I guess the rule is that you can only extract data columns and not index columns but it would be great if this could give a better error than ERROR: type TypeofBottom has no field parameters

julia> hitemps = Table(Columns(City = [fill("New York",3); fill("Boston",3)],
                              Data = repmat(Date(2016,7,6):Date(2016,7,8), 2)),
                              Columns(Temperature = [91,89,91,95,83,76]))
City        Data       │ Temperature
───────────────────────┼────────────
"Boston"    2016-07-06 │ 95
"Boston"    2016-07-07 │ 83
"Boston"    2016-07-08 │ 76
"New York"  2016-07-06 │ 91
"New York"  2016-07-07 │ 89
"New York"  2016-07-08 │ 91

julia> map(i -> i.City, hitemps)
ERROR: type TypeofBottom has no field parameters
Stacktrace:
 [1] strip_unionall(::Type) at /home/andreasnoack/.julia/v0.6/IndexedTables/src/utils.jl:305
 [2] _map(::Function, ::IndexedTables.Columns{NamedTuples._NT_Temperature{Int64},NamedTuples._NT_Temperature{Array{Int64,1}}}) at /home/andreasnoack/.julia/v0.6/IndexedTables/src/IndexedTables.jl:377
 [3] map(::Function, ::IndexedTables.IndexedTable{NamedTuples._NT_Temperature{Int64},Tuple{String,Date},IndexedTables.Columns{NamedTuples._NT_City_Data{String,Date},NamedTuples._NT_City_Data{Array{String,1},Array{Date,1}}},IndexedTables.Columns{NamedTuples._NT_Temperature{Int64},NamedTuples._NT_Temperature{Array{Int64,1}}}}) at /home/andreasnoack/.julia/v0.6/IndexedTables/src/IndexedTables.jl:388
shashi commented 7 years ago

btw, you can do map(i->i.City, rows(hitemps)) or map(i->i.City, keys(hitemps)), equivalently:

keys(hitemps, :City)
column(hitemps, :City)
columns(hitemps, :City)
rows(hitemps, :City)

All give the same result.

andreasnoack commented 7 years ago

Thanks. That was a lot of ways to do the same thing but I can see how each of the functions can be useful.

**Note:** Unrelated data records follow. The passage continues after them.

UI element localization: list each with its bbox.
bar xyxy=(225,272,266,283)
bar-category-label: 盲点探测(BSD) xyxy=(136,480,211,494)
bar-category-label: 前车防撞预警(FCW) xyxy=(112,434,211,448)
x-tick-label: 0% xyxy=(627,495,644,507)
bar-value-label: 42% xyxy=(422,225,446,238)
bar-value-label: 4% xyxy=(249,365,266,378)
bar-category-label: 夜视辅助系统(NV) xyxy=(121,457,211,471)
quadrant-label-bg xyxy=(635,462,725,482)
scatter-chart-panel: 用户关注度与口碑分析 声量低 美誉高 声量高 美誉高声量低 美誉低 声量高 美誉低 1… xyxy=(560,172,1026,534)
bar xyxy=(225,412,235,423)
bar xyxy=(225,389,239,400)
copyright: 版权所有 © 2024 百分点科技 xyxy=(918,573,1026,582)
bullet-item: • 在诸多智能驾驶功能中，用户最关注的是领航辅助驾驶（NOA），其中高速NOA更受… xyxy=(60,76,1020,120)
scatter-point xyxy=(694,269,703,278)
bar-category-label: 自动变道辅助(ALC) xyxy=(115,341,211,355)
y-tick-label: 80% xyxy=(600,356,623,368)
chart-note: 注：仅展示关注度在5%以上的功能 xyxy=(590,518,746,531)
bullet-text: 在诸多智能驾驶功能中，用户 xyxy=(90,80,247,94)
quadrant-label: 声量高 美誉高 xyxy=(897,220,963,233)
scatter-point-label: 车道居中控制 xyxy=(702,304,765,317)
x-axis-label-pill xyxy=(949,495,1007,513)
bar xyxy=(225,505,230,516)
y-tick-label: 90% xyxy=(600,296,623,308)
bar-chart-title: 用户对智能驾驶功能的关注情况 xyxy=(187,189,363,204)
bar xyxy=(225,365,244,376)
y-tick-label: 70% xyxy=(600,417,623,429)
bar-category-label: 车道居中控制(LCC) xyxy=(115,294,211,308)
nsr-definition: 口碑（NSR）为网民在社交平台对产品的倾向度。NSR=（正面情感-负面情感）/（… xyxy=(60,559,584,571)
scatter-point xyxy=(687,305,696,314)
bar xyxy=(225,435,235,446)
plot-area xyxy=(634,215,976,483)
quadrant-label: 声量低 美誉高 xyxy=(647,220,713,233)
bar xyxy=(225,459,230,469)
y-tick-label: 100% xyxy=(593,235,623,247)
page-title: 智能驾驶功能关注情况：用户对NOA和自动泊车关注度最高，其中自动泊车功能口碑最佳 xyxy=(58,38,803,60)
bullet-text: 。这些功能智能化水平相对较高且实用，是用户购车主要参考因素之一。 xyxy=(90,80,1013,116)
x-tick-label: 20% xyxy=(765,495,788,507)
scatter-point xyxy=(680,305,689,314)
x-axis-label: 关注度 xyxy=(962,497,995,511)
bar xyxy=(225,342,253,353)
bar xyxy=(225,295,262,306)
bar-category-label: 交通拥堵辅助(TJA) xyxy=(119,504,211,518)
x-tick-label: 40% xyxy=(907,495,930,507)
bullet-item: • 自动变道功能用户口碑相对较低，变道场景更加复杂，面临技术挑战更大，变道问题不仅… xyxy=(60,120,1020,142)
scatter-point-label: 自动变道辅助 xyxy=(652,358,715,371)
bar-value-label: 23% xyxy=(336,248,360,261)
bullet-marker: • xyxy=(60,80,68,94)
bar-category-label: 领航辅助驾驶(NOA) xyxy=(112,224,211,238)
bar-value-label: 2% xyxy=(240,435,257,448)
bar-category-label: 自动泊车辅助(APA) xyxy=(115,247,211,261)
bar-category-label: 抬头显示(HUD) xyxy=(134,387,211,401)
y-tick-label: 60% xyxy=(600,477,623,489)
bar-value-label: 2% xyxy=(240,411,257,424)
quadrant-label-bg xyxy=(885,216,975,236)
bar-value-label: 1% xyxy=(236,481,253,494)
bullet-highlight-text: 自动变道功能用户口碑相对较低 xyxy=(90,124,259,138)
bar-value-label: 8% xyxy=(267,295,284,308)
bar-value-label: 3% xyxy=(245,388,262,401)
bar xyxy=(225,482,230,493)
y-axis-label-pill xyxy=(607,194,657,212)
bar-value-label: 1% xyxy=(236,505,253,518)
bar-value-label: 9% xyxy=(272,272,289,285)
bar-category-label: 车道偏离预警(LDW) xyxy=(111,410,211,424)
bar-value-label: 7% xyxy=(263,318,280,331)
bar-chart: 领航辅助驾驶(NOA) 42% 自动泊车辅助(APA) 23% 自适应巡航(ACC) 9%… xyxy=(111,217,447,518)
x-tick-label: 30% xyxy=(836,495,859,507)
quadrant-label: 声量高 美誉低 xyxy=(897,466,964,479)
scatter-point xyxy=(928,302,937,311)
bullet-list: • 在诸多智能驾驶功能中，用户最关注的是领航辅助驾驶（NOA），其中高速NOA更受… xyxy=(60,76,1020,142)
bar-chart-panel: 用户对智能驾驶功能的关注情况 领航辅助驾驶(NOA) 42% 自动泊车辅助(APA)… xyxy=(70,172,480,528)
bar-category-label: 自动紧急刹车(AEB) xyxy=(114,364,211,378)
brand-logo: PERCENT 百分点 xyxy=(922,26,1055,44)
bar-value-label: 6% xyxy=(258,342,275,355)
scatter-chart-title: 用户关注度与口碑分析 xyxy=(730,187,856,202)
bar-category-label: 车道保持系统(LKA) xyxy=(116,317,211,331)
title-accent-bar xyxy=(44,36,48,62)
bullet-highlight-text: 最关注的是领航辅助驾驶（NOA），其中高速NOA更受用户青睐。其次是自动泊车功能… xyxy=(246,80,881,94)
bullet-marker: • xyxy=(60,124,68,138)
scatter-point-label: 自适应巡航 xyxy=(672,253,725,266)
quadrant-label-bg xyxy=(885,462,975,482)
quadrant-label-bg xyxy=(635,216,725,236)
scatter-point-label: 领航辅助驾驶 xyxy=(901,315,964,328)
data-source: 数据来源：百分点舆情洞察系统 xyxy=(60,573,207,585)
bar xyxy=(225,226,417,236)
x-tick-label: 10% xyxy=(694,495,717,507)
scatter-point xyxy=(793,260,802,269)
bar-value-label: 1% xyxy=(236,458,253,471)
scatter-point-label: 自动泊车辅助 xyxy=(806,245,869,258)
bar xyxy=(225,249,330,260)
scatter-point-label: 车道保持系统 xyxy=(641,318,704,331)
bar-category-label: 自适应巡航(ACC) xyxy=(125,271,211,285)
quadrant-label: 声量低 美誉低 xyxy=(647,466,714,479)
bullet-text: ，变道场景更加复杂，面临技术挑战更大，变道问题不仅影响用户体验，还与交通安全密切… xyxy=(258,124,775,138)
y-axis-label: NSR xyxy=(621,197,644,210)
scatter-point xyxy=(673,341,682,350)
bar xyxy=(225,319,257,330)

davidanthoff commented 7 years ago

I can see that it is super useful to only iterate the data column when there is only one data column and it is scalar, but as soon as there are multiple data columns, it seems almost more useful to have the rows behavior be the default... Probably just a trade-off which use-case one wants to prioritize...

shashi commented 7 years ago

Makes sense to me too. The array representation is most useful when there is a single vector of scalar for data... But having a different default behavior for Columns seems worse off than the present situation.